It cites
17 USC 117:
(a)
Making of Additional Copy or Adaptation by Owner of Copy.— Notwithstanding the provisions of section
106,
it is not an infringement for the owner of a copy of a computer program
to make or authorize the making of another copy or adaptation of that
computer program provided:
(1)
that such a new copy or adaptation is created as
an essential step in the utilization of the computer program in
conjunction with a machine and that it is used in no other manner, or
(2)
that such new copy or adaptation is for archival
purposes only and that all archival copies are destroyed in the event
that continued possession of the computer program should cease to be
rightful. I assume he's referring to (1) above. But the adaptation is ONLY allowed if it's "essential".
So if my daughter buys a commercial program that's written for Windows XP, and wants to use it on her Vista machine, but it won't work correctly, and some hacker has created a patch that will fix the problem, she's allowed to use that patch to modify the program.
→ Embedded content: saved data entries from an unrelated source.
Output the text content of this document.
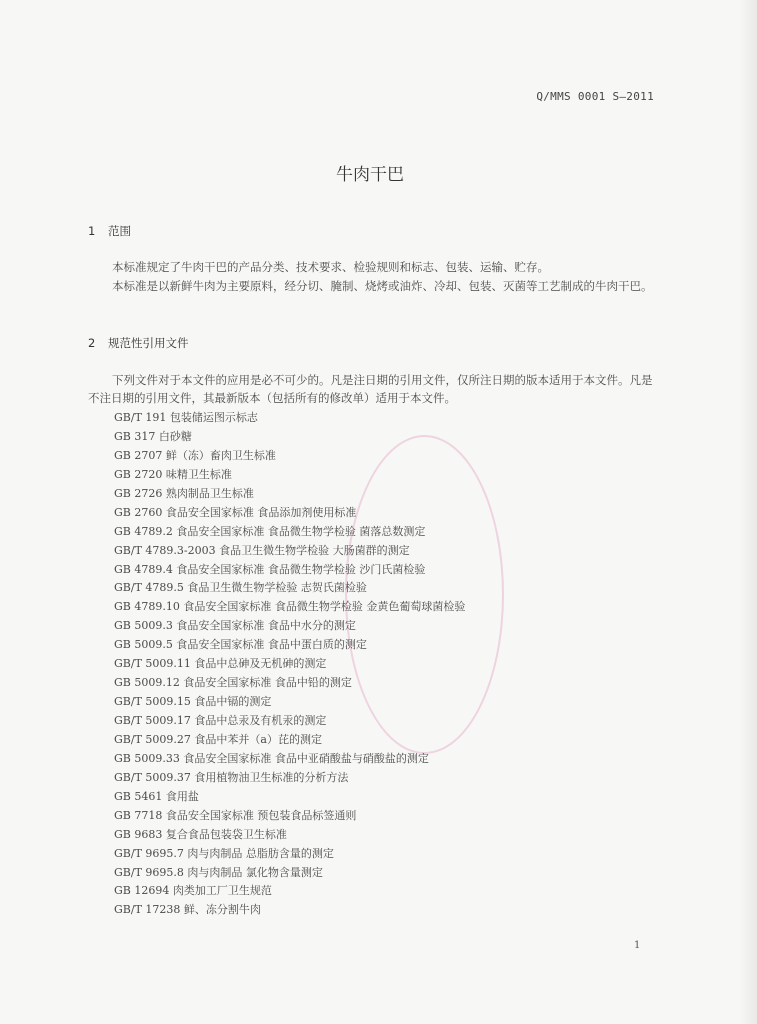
Q/MMS 0001 S—2011
牛肉干巴
1 范围
本标准规定了牛肉干巴的产品分类、技术要求、检验规则和标志、包装、运输、贮存。
本标准是以新鲜牛肉为主要原料，经分切、腌制、烧烤或油炸、冷却、包装、灭菌等工艺制成的牛肉干巴。
2 规范性引用文件
下列文件对于本文件的应用是必不可少的。凡是注日期的引用文件，仅所注日期的版本适用于本文件。凡是不注日期的引用文件，其最新版本（包括所有的修改单）适用于本文件。
GB/T 191 包装储运图示标志
GB 317 白砂糖
GB 2707 鲜（冻）畜肉卫生标准
GB 2720 味精卫生标准
GB 2726 熟肉制品卫生标准
GB 2760 食品安全国家标准 食品添加剂使用标准
GB 4789.2 食品安全国家标准 食品微生物学检验 菌落总数测定
GB/T 4789.3-2003 食品卫生微生物学检验 大肠菌群的测定
GB 4789.4 食品安全国家标准 食品微生物学检验 沙门氏菌检验
GB/T 4789.5 食品卫生微生物学检验 志贺氏菌检验
GB 4789.10 食品安全国家标准 食品微生物学检验 金黄色葡萄球菌检验
GB 5009.3 食品安全国家标准 食品中水分的测定
GB 5009.5 食品安全国家标准 食品中蛋白质的测定
GB/T 5009.11 食品中总砷及无机砷的测定
GB 5009.12 食品安全国家标准 食品中铅的测定
GB/T 5009.15 食品中镉的测定
GB/T 5009.17 食品中总汞及有机汞的测定
GB/T 5009.27 食品中苯并（a）芘的测定
GB 5009.33 食品安全国家标准 食品中亚硝酸盐与硝酸盐的测定
GB/T 5009.37 食用植物油卫生标准的分析方法
GB 5461 食用盐
GB 7718 食品安全国家标准 预包装食品标签通则
GB 9683 复合食品包装袋卫生标准
GB/T 9695.7 肉与肉制品 总脂肪含量的测定
GB/T 9695.8 肉与肉制品 氯化物含量测定
GB 12694 肉类加工厂卫生规范
GB/T 17238 鲜、冻分割牛肉
1
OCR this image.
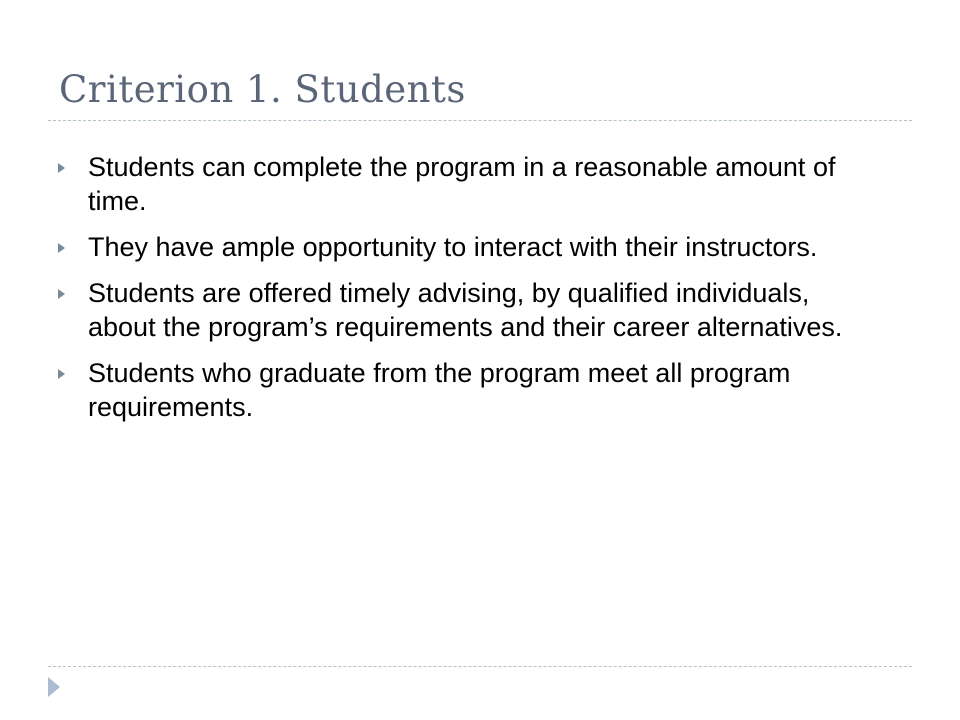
Criterion 1. Students
Students can complete the program in a reasonable amount of time.
They have ample opportunity to interact with their instructors.
Students are offered timely advising, by qualified individuals, about the program’s requirements and their career alternatives.
Students who graduate from the program meet all program requirements.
Adapting the program to run under Linux would probably be covered as well.
If a blind person needs to have a program modified so that it will work correctly with text-to-speech readers, the copyright holder can't prohibit that adaptation, as it's "essential" to that person.
If we stray too far from those two kinds of adaptations (platform and disability), we lose our protection under 17 USC 117(a)(1).
There is nothing that allows adaptation to add new functionality that isn't "essential" (whatever that is). And even under that provision, there is still no right to redistribute the adapted work.
So I still say the guy's a wanker if he thinks we don't need a license to legally distribute his copyrighted work.